On that day she started her court battle, filing for orders to stop the disciplinary proceedings. However, despite obtaining the orders on October 16, Bomas proceeded to serve her with a termination letter on October 29.

On her advocate’s advice, Ms Thiriku declined service of the letter and resumed her duties until she received a letter on December 1, 2014 accusing her of insubordination because of attending the Kenya Week in Paris celebrations.

The general manager had declined to clear her to travel to Paris, but she obtained permission from the principal secretary in the Tourism Ministry, who told her he had discussed the issue with her boss and there would be no problem if she travelled.

She also disputed the charge of insubordination explaining the general manager was aware of her involvement in the event’s planning committee as head of marketing.

In his submissions to the court, Bomas Human Resource Officer Okidiang’ Jimmy John admitted that the show-cause letter was unfair in giving her seven days to respond instead of 14. He also noted that Ms Thiriku was not reprimanded verbally and that he, and not the general manager, wrote her the show-cause letter.

No record of her response to the charges in the minutes of the meeting was available and the letter sending her on compulsory leave did not spell out the terms of the leave and the details of the pending ruling.

In its judgment, the Court of Appeal agreed with Justice Wasilwa that, according to the Bomas HR manual, the period of absence from duty that would be regarded as absconding was 10 days, yet the respondent was only absent for three days.

Bomas was also faulted for giving Ms Thiriku seven days to respond to the show cause letter instead of the legally allowed 14, and further, the manual expected the letter to be written by the head of department and where he or she is not satisfied with the employee’s explanation, a reprimand letter to the employee with a copy to the general manager would follow.

“The committee was at the time chaired by the finance manager, yet the manual stated that the committee shall be chaired by the general manager.
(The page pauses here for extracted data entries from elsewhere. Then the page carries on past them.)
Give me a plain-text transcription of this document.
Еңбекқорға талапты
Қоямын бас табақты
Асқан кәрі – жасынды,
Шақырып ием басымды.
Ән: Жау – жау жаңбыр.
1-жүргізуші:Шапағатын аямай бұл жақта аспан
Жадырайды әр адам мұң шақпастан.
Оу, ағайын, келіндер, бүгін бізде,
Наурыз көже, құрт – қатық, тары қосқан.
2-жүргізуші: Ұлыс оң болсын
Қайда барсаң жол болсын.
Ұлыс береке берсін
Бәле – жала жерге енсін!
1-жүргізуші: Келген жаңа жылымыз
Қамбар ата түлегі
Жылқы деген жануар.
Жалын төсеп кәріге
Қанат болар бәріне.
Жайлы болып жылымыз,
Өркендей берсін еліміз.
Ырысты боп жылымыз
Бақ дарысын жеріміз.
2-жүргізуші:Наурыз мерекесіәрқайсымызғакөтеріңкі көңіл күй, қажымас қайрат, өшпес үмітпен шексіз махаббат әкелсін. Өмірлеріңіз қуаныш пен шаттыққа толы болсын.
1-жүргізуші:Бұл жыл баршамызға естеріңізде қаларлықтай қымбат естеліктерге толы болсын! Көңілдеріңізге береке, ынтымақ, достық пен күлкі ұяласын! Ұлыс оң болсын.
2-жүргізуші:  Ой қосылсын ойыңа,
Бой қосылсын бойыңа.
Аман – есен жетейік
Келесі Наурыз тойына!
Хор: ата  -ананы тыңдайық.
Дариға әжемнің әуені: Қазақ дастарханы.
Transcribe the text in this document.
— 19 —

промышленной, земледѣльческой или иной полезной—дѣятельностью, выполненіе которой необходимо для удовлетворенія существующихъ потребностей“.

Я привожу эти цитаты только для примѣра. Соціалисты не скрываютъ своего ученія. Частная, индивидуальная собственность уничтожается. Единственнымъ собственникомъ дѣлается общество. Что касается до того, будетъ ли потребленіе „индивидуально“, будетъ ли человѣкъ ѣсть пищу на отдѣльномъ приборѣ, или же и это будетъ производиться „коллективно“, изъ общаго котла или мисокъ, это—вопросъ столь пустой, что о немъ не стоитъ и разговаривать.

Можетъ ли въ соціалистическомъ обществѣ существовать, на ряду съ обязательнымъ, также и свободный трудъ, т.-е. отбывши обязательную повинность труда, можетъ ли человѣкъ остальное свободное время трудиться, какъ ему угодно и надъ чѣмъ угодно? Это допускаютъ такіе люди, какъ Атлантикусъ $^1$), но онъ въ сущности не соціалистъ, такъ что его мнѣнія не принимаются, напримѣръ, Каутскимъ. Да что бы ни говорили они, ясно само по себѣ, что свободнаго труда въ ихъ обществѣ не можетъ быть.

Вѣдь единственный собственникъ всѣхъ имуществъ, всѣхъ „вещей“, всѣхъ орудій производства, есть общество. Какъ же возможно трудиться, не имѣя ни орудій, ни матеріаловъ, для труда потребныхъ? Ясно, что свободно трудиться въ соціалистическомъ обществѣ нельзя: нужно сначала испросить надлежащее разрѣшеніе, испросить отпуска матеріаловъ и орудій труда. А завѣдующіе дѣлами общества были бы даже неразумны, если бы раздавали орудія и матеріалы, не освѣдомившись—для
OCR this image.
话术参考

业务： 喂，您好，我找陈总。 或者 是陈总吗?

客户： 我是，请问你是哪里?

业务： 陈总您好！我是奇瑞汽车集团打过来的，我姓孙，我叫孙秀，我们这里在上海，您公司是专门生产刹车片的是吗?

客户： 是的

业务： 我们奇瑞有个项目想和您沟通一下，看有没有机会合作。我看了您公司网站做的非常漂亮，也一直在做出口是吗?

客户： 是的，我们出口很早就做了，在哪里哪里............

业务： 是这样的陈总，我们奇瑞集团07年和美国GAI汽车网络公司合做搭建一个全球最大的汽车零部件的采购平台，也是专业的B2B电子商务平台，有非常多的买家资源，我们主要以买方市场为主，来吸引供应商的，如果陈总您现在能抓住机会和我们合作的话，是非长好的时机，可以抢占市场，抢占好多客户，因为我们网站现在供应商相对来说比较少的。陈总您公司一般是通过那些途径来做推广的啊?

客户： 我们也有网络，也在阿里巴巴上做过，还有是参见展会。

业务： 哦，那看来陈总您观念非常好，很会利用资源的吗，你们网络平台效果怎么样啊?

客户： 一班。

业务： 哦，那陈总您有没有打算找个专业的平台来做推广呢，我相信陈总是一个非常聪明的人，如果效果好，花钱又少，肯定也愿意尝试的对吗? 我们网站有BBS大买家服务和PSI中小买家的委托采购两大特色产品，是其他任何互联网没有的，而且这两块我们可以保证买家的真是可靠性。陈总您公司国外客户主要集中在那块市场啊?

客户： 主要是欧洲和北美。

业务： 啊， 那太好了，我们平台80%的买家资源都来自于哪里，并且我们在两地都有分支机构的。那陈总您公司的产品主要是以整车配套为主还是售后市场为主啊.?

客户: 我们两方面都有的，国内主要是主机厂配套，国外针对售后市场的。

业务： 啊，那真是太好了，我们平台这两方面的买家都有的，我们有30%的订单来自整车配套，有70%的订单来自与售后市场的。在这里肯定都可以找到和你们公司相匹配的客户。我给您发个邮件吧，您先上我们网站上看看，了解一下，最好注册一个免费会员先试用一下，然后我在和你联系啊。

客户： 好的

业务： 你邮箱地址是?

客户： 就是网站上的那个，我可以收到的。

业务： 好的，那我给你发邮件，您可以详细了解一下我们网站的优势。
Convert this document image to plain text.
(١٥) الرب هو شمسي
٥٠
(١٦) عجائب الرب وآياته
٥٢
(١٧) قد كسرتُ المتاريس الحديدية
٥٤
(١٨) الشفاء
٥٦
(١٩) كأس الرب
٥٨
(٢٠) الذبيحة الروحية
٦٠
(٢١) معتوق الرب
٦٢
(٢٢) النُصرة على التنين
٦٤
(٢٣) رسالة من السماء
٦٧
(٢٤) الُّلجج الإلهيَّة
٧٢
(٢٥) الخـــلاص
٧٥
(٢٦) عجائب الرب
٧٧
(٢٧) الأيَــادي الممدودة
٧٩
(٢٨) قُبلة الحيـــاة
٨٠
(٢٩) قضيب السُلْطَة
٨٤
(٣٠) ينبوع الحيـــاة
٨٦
As such, this procedure was not followed,” the court noted.

It also faulted the appellant’s action of advertising a position for a marketing and product development manager with duties overlapping those of the respondent.

The court determined that the respondent was treated unfairly and unjustifiably. There was no clear basis for her claim of discrimination, but the treatment amounted to unfair labour practices. It issued a permanent injunction against Bomas from continuing with any disciplinary action against Ms Thiriku on issues prosecuted in the petition.

The court also declared that the agency’s actions were in breach of her constitutional rights.

“In view of the above, we have come to the conclusion that the appeal is lacking in merit and therefore dismissed with costs,” the three-judge bench stated.

However, more than 100 days later, the award is yet to be honoured.